W stroju męskim poza dodatkami, pasy właściwie nie występowały. Wyjątkiem były banyany (ich historie opisywałam wielokrotnie wcześniej, więc w tym miejscu ją pominę) - wschodnie szaty wykorzystywane jako luksusowe szlafroki. Sprowadzano je z Azji, lub szyto w Europie, bardzo często (lecz nie tylko) z tkanin pasiastych. Szaty te wykorzystywano również w stylizacjach a la turquerie, a la indienne itd. 




XVIII wiek:

W XVIII wieku obecność wzorców wschodnich w modzie była już czymś oczywistym i zupełnie przeciętnym, przestano traktować wschodnie nawiązania jako szczególnie zmysłowe, czy ekstrawaganckie stylizacje. Na co dzień noszono wiele zupełnie zwyczajnych ubiorów w pasy o tureckich konotacjach, lecz bez żadnych więcej podtekstów. 

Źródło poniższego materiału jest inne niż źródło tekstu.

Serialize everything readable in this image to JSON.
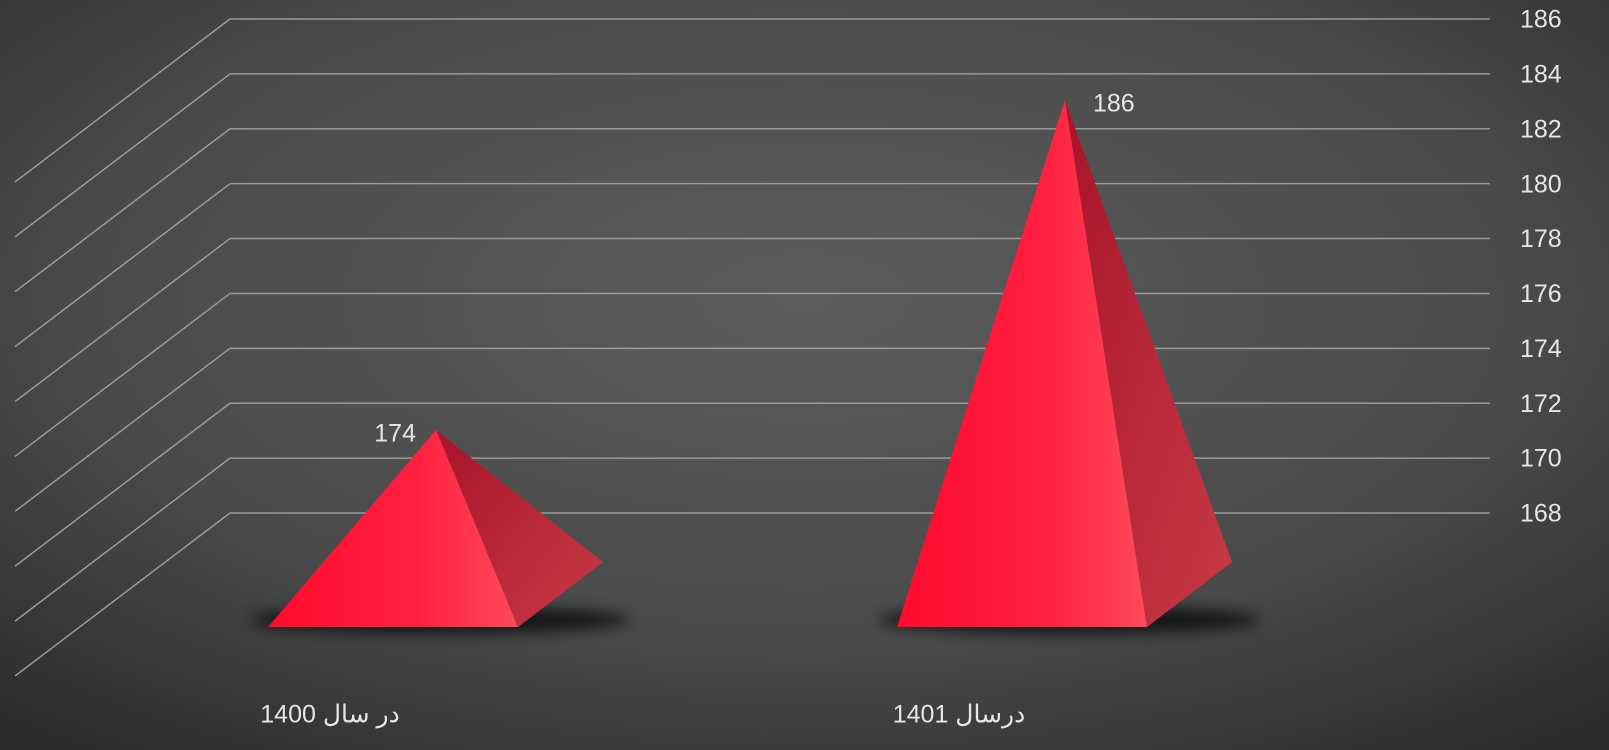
{
  "chart_data": {
    "type": "pyramid",
    "categories": [
      "در سال 1400",
      "درسال 1401"
    ],
    "values": [
      174,
      186
    ],
    "color": "#ff1436",
    "ylim": [
      168,
      186
    ],
    "yticks": [
      168,
      170,
      172,
      174,
      176,
      178,
      180,
      182,
      184,
      186
    ],
    "grid": true
  }
}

W latach 20' i 30' XVIII wieku:
Moda uległa uproszczeniu i rozluźnieniu w skutek przemian obyczajowych po śmierci Ludwika XIV. Pierwszym tego przejawem było odrzucenie dworskiej mantui i szersze wykorzystanie szlafroka - banyanu. Juz w latach 10', kobiety chodziły w banyanach rano i w ciągu dnia nie tylko po domu. Udawały się w nich również na spacery, pokazywała się w ten sposób publicznie. Oczywiście wiele takich szlafroków była w pasy. 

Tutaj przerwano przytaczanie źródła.